Tahini is an important ingredient in this healthy soft food recipe, which serves as a vegan source of protein and adds a delicious flavor and texture to the baba ghanoush. Tahini is simply ground sesame seeds. It is an excellent food for those suffering with TMJ pain and jaw problems and have difficulty chewing animal protein like meat and chicken. Check the ingredient list on the tahini jar and make sure that it lists only sesame seeds. There should be no other ingredients. Tahini provides vegan protein, an abundance of antioxidants, and healthy unsaturated fats.

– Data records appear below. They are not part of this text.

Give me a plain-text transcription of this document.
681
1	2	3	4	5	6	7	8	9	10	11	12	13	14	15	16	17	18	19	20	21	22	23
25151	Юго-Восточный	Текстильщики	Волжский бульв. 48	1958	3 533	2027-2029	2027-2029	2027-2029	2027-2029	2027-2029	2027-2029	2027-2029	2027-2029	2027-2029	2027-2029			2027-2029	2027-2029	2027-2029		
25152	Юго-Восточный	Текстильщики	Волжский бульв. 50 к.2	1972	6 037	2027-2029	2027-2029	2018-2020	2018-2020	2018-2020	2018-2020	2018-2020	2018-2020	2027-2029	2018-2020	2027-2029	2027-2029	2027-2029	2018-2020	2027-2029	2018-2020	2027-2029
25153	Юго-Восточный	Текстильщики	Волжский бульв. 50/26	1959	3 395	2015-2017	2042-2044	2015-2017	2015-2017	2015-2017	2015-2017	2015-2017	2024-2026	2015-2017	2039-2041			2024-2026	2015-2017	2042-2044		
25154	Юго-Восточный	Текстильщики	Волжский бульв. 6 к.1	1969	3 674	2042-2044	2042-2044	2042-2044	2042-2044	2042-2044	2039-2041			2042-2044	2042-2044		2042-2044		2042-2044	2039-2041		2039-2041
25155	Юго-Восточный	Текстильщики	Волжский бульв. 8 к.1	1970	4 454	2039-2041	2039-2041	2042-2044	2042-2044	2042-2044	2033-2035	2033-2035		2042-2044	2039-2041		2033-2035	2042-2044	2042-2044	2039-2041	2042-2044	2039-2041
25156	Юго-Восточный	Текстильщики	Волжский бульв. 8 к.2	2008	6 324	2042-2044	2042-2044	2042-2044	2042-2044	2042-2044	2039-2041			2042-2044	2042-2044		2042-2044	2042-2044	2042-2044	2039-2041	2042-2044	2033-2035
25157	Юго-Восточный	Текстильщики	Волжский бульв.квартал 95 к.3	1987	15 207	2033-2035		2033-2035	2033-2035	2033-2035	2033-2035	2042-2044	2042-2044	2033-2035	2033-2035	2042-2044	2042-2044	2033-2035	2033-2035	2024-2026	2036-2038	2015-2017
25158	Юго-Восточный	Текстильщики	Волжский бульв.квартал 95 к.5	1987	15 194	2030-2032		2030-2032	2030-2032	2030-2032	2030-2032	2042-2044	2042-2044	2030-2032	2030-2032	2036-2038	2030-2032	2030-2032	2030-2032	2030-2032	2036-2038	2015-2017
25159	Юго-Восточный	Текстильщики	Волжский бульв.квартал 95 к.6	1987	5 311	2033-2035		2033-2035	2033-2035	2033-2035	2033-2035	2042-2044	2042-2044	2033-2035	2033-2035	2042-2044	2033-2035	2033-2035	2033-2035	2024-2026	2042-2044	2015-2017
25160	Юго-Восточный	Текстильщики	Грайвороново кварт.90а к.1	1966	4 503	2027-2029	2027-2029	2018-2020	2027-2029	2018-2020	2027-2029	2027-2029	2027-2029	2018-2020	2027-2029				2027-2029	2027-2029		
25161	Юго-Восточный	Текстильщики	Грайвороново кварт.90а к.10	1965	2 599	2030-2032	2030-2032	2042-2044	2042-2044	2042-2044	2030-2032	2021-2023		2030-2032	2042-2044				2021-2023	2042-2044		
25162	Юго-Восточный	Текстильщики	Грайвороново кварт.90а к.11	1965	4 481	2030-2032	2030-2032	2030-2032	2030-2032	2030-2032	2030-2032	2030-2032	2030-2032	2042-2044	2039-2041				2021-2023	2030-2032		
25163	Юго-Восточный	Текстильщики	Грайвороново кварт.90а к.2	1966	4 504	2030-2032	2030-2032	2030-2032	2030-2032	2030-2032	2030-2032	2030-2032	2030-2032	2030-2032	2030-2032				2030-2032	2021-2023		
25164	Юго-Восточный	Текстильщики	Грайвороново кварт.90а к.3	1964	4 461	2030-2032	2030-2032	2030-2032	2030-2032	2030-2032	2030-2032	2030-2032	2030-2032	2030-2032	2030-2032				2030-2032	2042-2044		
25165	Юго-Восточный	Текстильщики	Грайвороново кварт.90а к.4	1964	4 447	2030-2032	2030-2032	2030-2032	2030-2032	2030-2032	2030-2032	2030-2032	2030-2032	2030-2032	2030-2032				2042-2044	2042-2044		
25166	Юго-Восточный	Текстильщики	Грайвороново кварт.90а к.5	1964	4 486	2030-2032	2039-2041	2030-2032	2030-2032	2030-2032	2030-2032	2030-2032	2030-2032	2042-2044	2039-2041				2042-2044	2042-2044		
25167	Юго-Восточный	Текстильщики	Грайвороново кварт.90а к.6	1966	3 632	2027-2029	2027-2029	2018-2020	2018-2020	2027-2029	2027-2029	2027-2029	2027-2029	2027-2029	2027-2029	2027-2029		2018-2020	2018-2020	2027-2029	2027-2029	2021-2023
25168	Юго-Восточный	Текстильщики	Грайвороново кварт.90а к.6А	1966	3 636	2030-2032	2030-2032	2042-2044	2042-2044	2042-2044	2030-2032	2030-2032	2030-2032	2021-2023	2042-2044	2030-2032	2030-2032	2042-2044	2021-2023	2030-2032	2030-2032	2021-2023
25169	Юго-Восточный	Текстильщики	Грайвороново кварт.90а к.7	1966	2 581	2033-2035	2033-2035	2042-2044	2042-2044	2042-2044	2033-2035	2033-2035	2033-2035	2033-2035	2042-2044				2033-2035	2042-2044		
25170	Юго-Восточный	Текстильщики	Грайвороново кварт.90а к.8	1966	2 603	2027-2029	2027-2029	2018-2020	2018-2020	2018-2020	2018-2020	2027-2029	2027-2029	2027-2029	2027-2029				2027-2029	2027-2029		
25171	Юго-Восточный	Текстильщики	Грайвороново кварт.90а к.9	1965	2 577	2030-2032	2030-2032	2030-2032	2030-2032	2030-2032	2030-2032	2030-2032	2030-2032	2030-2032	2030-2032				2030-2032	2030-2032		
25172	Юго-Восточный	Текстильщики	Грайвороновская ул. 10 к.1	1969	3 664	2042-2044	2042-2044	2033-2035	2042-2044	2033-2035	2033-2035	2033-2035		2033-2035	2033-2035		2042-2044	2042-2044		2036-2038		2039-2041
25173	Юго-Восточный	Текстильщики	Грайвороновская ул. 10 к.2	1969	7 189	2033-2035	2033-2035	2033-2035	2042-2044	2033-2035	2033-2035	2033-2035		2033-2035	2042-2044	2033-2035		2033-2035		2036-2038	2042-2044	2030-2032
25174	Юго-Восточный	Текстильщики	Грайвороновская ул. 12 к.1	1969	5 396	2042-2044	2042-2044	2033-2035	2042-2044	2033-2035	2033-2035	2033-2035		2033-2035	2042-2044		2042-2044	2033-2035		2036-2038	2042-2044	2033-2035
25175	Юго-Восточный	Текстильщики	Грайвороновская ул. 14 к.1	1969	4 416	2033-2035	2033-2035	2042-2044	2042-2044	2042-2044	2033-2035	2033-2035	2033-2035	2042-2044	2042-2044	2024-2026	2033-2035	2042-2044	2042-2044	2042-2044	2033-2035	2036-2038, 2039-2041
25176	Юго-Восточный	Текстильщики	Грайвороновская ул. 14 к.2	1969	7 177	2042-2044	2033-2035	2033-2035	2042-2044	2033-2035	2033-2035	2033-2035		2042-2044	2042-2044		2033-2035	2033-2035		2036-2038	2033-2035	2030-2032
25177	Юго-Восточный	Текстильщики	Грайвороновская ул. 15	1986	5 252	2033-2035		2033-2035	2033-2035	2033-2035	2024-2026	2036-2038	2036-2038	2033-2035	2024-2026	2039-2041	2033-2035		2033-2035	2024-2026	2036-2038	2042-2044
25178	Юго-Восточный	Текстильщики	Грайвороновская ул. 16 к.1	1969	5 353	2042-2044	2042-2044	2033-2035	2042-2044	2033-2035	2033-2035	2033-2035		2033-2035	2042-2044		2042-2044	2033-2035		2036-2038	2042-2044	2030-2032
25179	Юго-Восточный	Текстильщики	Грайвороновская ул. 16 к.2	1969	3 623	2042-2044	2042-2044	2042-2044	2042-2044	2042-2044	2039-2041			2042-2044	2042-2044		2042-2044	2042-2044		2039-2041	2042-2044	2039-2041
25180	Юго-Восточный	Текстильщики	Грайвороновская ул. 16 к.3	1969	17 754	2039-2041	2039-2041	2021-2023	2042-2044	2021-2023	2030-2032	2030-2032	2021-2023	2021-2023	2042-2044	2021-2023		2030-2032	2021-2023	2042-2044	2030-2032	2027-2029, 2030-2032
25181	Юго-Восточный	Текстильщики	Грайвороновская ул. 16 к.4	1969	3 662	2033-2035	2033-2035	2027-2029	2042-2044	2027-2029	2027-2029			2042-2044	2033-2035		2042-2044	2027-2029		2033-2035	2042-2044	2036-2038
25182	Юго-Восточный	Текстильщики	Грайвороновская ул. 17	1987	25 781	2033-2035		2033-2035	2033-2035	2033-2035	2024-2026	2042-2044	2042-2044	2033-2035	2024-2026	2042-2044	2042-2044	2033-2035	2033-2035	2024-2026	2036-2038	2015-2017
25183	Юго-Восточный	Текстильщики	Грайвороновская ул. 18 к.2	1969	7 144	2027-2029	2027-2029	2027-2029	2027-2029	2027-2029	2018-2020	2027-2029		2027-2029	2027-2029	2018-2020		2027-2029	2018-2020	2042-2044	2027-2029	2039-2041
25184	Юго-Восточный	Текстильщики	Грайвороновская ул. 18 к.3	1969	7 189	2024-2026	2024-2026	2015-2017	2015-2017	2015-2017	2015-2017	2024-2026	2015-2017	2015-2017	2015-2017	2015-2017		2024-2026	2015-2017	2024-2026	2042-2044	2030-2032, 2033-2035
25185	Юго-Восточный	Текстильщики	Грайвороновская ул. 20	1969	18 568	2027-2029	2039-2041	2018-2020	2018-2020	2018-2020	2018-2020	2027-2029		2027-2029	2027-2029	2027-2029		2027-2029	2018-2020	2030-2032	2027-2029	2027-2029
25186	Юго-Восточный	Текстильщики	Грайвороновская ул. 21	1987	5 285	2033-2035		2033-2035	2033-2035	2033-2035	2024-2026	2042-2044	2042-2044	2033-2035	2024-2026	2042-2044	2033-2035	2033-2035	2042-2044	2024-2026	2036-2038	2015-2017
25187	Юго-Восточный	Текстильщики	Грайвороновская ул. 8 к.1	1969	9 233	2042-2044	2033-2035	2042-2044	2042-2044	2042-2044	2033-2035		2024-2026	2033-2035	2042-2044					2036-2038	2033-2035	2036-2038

This recipe will please any eggplant lover and fits into a healthy soft food diet for those suffering with TMJ pain or jaw problems and have difficulty chewing. And if you don't like garlic, leave it out!
Baba Ghanoush Recipe
Choose organic ingredients when available:
- 2 to 3 medium Italian eggplants (about 2 pounds) pricked all over with a fork
- 2 to 3 tablespoons fresh lemon juice, plus more as desired
- 2 to 3 cloves garlic, minced
- 2 to 3 tablespoons tahini
- 1/4 cup fresh parsley leaves, finely chopped
- 1/4 teaspoon sea salt
- 1/8 teaspoon cayenne pepper, ground
Preheat oven to 325 degrees Fahrenheit. Place eggplant in a roasting pan. Roast for 1.5 hours. Remove from oven, transfer to a large bowl, cover, and allow to cool in refrigerator overnight.
The next day, drain the liquid out of the bowl. (I drink the water because it's sweet and full of nutrients.) You can leave the skin on if the eggplant is organically grown, and you don't mind having the added texture. However, if you prefer a smooth and creamy baba ghanoush--the traditional way--then scrape out the flesh and discard the peel (or eat it separately).
To the bowl, add the rest of the ingredients.
Using a potato masher, mash the mixture until smooth.
Serve with a drizzle of fresh extra virgin olive oil and pita bread or crackers.
The baba ghanoush can be made ahead of time and stored in an airtight container in the refrigerator for up to four days. Let it come back to room temperature before serving.
Serves 4 to 6.
Nutrition Facts based on 5 servings (using 2 tablespoons tahini): 86 calories, 3.7 grams fat, 108 mg sodium, 12.8 grams carbohydrate, 7.1 grams dietary fiber, 3.1 grams protein, 10% Daily Value potassium, 7% Daily Value iron, 4% Daily Value calcium.